3.2. Synthesis of Schiff-Base Ligand

The Schiff-base ligands were synthesized by the method described by S. Parvarinezhad and M. Salehi (2020) [66].

3.3. Synthesis of Complex [NiCl₂(Cmpy)] (1)

A solution of (E)-2-((2-(4-chloro-3-methylphenyl) hydrazono)methyl)pyridine (Cmpy) (0.100 g, 0.407 mole) in EtOH (10 mL) was added to an aqueous solution of nickel chloride (NiCl₂·6H₂O) (0.097 g, 0.407 mole) in 10 mL with stirring. A green ppt. was formed. The mixture was refluxed for 3 h and then filtered off, washed with distilled water, and dried under vacuum. The product recrystallized from DMSO/EtOH (2:1, V:V) to afford a green solid powder (yield: 0.156 g, 91%. m.p (°C): 230 (decompose)).

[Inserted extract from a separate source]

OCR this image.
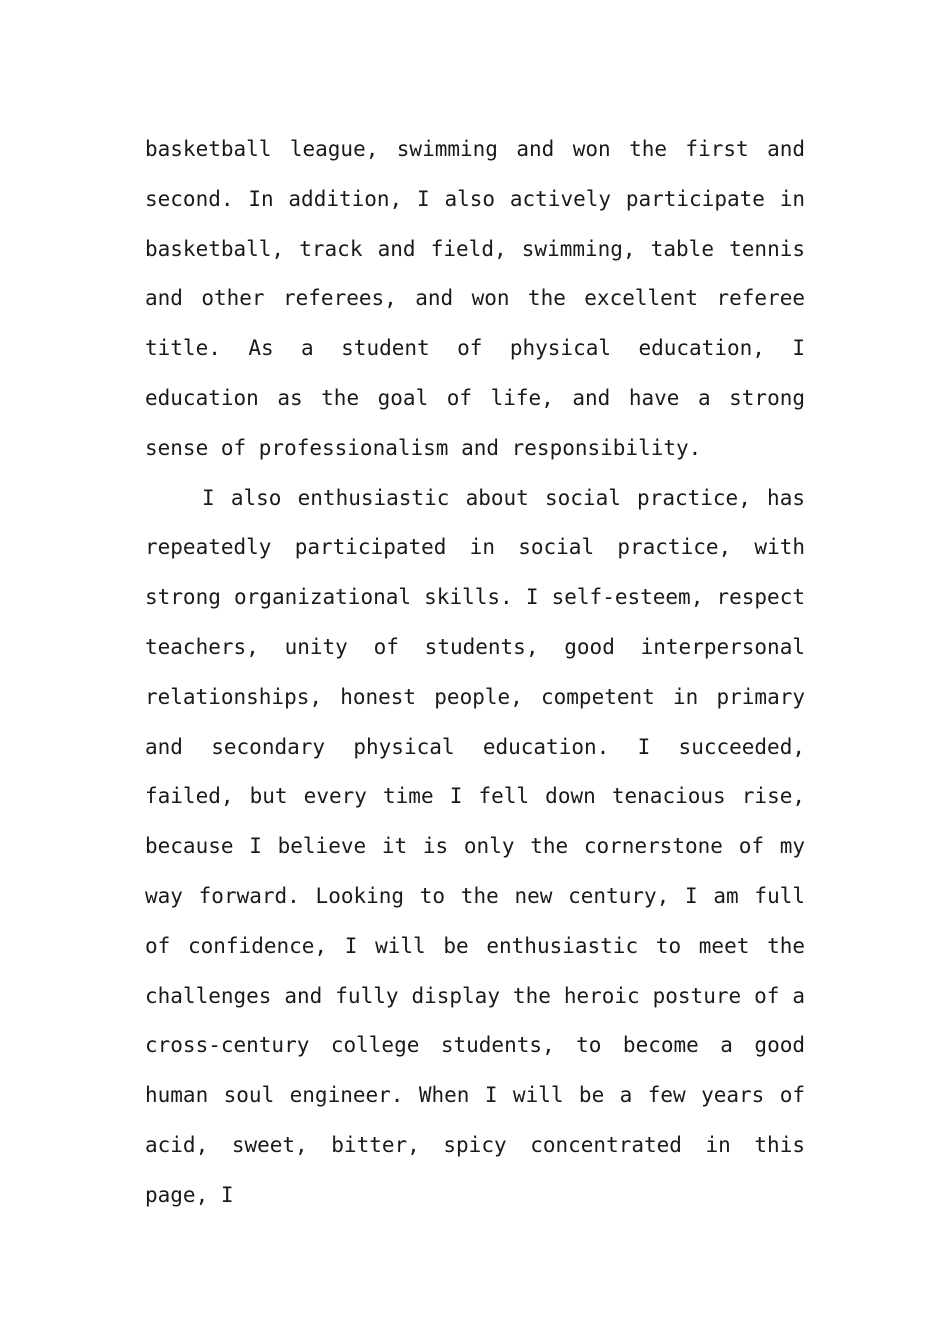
basketball league, swimming and won the first and second. In addition, I also actively participate in basketball, track and field, swimming, table tennis and other referees, and won the excellent referee title. As a student of physical education, I education as the goal of life, and have a strong sense of professionalism and responsibility.

I also enthusiastic about social practice, has repeatedly participated in social practice, with strong organizational skills. I self-esteem, respect teachers, unity of students, good interpersonal relationships, honest people, competent in primary and secondary physical education. I succeeded, failed, but every time I fell down tenacious rise, because I believe it is only the cornerstone of my way forward. Looking to the new century, I am full of confidence, I will be enthusiastic to meet the challenges and fully display the heroic posture of a cross-century college students, to become a good human soul engineer. When I will be a few years of acid, sweet, bitter, spicy concentrated in this page, I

The following complexes, [PdCl₂(Cmpy)] (2), [PtCl₂(Cmpy)] (3), [ZnCl₂(Cmpy)] (4), and [HgCl₂(Cmpy)] (5), were prepared and isolated in similar method.

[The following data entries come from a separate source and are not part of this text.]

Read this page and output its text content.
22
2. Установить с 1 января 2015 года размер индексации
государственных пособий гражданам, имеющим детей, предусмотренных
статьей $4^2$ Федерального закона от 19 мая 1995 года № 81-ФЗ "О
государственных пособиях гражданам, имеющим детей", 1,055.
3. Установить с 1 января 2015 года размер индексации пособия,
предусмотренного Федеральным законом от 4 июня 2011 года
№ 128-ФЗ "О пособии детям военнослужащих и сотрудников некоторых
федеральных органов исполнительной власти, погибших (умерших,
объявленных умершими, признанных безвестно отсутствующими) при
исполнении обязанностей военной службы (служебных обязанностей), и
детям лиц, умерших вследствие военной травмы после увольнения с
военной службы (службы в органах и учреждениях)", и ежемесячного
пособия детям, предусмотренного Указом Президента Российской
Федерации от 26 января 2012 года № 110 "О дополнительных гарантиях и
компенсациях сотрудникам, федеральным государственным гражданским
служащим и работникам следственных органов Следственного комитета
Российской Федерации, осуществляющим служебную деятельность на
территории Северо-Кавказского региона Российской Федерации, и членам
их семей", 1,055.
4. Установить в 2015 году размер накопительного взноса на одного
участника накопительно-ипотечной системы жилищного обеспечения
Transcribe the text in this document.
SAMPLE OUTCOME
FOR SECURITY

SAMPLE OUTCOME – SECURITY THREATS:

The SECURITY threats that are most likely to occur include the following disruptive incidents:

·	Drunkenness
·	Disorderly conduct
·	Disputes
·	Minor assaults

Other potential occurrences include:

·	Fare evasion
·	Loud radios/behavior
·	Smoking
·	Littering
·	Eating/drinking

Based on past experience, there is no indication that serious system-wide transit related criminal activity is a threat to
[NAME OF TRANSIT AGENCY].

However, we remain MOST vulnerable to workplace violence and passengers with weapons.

3.4. Antibacterial Studies

The microbial activity effects of the compounds were screened against Pseudomonas aeruginosa and Staphylococcus aureus using diffusion method agar nutrient describe by Baurer et al. [38]. Briefly, in 0.001M of DMSO solution of synthesized compounds, the results were compared with amoxicillin as the standard drug. Then, the zone of inhibition instead of established inhibition region was recorded. The activities of the free Cmpy and their metal complexes were established by calculating the activity index (AI).

3.5. DFT Study

For the ligand, Ni(II), Pd(IV), Pt(IV), Zn(II), and Hg(II) complexes, geometry optimization calculations and vibrational analysis were first carried out. The software Gaussian 09 was used for all calculations [35]. The ligand and its metal complexes were optimized using density functional theory (DFT), with the B3LYP functional, 6-31+G(d, p) basis set for the ligand atoms and LANL2DZ for the center metal ions. The B3LYP functional is said to have assisted researchers in achieving satisfactory transition metal complex geometries at low computational costs [67,68,69,70]. B3LYP/LANL2DZ+6-31+G(d, p) has previously been used successfully, and its applicability to metal complexes has been clearly stated [71].

3.6. Molecular Docking

The ligand and its Ni(II) and Zn(II) complexes were prepared as described in the previous section. The crystal structure of the M^pro (PDB ID: 6Y2E) and the NSP16 (PDB ID: 6WKQ) of SARS-CoV-2 were downloaded from the Protein Data Bank database. Then, water residues were removed, their net charge was computed using antechamber [72], and its energy was minimized utilizing the Molecular Modeling Toolkit plugin UCSF Chimera using 1000 steepest descent steps of 0.02 Å and 20 conjugate gradient steps of 0.02 Å, as described previously [73,74,75]. Molecular docking was accomplished using the AutoDock Vina using grid box size of (35.0, 65.0, 65.0) Å, centered at (−16.0 × −24.0 × 17.0) Å and (43.87, 42.76, 45.74) Å, centered at (91.7 × 18.82 × −2.96) Å for M^pro and NSP16, respectively. UCSF Chimera has been used for images processing and bonds interactions visualization [75,76,77,78].

4. Conclusions

To sum up, the coordination complexes of Hg(II), Pd(II), Pt(II), Ni(II), and Zn(II) with 4-chloro-3-methyl phenyl hydrazine Schiff-base ligand were synthesized and characterized using thermal and elemental analyses, magnetic properties, and different spectroscopic techniques including FT-IR and ¹³C and ¹H NMR. Their properties were investigated using DFT. The synthesized complexes were investigated against bacteria (E. coli, P. aeruginosa, and St. aureus). Furthermore, the ligand and its Ni(II) and Zn(II) complexes were docked with M^pro and NSP16/NSP10 methyltransferase complex active sites with excellent binding affinity and binding energy. In this way, these Ni(II) and Zn(II) complexes highlighted the role of metalorganics in the inhibition of M^pro and NSP16 and may offer new hope for COVID-19 therapy.